Jacky Caillou est un très beau film fantastique français, espèce assez rare qu’il convient de saluer ici. Pourtant ce film ne présente rien de bien terrifiant, au moins dans ses premières séquences. En effet, le premier long métrage de Lucas Delangle n’utilise pas d’effets spéciaux inutiles, de jump cut ou de musique assourdissante. Son caractère fantastique, il le tire plutôt d’une atmosphère rendue prégnante par le jeu des personnages, leurs expressions, leur manière d’utiliser leurs mains qui sont ici source de guérison. De plus, ce qui est fort agréable, la narration obéit à une logique interne qui apporte au film une réelle cohérence.

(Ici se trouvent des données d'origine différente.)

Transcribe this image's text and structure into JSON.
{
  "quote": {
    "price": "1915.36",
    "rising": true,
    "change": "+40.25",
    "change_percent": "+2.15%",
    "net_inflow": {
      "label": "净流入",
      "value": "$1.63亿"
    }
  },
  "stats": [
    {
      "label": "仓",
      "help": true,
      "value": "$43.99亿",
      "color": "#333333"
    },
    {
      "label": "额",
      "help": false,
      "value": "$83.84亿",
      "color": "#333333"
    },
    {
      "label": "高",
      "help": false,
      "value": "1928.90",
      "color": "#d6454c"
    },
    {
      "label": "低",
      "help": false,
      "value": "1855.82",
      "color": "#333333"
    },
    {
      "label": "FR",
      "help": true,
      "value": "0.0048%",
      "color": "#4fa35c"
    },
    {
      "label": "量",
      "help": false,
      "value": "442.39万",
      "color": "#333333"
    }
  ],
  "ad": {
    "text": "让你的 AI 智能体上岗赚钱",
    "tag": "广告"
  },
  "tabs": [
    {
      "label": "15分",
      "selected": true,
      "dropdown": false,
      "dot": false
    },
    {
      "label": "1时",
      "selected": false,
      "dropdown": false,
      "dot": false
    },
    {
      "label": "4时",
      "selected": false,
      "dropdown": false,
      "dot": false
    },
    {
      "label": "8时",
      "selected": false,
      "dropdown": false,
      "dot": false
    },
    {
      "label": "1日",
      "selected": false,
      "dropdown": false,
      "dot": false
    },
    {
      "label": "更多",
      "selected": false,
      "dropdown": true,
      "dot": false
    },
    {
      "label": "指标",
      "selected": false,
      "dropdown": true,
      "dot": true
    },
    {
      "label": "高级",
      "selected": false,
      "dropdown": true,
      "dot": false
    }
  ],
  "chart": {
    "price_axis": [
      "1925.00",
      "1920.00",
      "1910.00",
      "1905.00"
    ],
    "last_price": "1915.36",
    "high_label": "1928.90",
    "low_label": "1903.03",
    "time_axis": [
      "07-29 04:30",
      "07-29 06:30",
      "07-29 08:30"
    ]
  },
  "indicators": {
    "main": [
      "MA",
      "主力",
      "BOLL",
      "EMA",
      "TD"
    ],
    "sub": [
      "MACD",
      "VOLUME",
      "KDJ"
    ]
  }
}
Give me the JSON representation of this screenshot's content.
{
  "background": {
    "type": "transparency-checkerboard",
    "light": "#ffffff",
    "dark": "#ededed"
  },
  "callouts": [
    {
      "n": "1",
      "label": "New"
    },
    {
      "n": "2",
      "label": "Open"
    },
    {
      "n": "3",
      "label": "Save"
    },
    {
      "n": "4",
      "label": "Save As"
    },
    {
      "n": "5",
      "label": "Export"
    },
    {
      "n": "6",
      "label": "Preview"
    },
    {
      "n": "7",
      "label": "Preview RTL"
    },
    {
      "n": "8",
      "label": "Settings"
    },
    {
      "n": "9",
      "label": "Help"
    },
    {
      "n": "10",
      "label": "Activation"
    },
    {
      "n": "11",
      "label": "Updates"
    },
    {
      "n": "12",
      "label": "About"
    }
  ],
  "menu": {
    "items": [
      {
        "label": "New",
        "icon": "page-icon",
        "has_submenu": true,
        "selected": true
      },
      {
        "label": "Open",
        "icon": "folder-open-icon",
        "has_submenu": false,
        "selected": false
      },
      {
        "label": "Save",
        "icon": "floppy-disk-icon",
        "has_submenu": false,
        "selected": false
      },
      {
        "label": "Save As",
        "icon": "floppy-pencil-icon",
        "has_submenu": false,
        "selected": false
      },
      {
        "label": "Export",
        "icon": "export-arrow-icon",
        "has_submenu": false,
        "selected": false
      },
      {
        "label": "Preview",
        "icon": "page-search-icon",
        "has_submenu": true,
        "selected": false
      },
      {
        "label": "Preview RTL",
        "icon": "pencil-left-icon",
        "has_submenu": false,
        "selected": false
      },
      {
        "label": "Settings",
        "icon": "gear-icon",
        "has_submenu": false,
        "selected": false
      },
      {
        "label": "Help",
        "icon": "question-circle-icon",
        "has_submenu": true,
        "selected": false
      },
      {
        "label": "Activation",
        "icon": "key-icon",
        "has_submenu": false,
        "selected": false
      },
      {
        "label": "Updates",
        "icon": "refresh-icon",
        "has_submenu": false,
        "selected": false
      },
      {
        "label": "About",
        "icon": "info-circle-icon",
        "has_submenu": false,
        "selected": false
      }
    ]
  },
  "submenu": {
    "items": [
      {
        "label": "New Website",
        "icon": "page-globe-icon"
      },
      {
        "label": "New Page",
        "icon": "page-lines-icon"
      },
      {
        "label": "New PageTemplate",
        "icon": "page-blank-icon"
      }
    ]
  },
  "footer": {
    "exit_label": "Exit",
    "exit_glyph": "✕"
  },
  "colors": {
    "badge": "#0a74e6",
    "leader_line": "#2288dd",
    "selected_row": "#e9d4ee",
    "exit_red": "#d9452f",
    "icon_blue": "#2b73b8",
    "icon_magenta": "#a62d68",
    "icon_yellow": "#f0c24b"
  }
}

Jacky (Thomas Parigi), orphelin de père et de mère, est le petit-fils de Gisèle (Edwige Blondiau), une magnétiseuse dont la maison est située à l’écart d’un village proche des gorges du Verdon. Celle-ci vaque à ses affaires de magnétisme, recevant les personnes qui lui en font la demande. Mais un jour elle rencontre des difficultés à soigner une nouvelle patiente, Elsa (Lou Lampros), une jeune fille atteinte d’un mal étrange. « Elle me cache quelque chose », signale-t-elle à son petit-fils, « et sans confiance on ne peut pas soigner correctement ». C’est le moment où Jacky reçoit de son aïeule ses premières leçons de magnétisme, s’essayant au départ sur des animaux. Peu après la grand-mère meurt alors qu’elle partait au ramassage d’orties. Sans doute avait-elle senti que sa fin était proche et qu’il était temps de transmettre son savoir. Jacky prend alors sa succession, et même si dans les premiers temps il n’a pas trop confiance en lui, il décide de soigner Elsa dont il est tombé amoureux.

On s’attache rapidement à tous les personnages. Le réalisateur sait vraiment y faire pour croquer en quelques plans des portraits réalistes des habitants de ce village, qui sont pour la plupart des non-professionnels. Voisins et/ou amis semblent vivre en harmonie. Cependant l’irruption d’un loup dans la vallée va rompre cet équilibre. En effet, de nombreuses bêtes ayant été égorgées, l’animal va faire consensus contre lui à l’exception de Jacky pour qui ses dons de magnétiseur vont de pair avec la volonté de soigner tout être vivant.

Le film traite finalement de beaucoup de sujets. Le rapport à la nature, bien sûr, de la différence et de la tolérance, des relations entre les membres d’une communauté, de l’écoute mutuelle, de l’apprentissage, de la confiance en soi. Jacky Caillou nous fait aussi prendre conscience que certaines choses nous dépassent dans notre rapport à la nature. Enfin, le film nous pose la question de ce qui est acceptable ou non, et du périmètre du soin. Jusqu’où peut-on « soigner » un être. N’est-il pas illusoire de sauver quelqu’un contre sa volonté ? « Il n’y a pas de miracle » a enseigné Gisèle à son petit-fils. En effet le miracle n’est-il pas un acte « contre nature ? ». Mais malgré ses efforts, son énergie et sa bonne volonté Jacky n’obtiendra pas toujours les résultats escomptés.

Un film tout en nuances, nullement manichéen, qui incite à une réflexion sur la place de l’homme parmi les êtres vivants et son rôle dans l’équilibre écologique.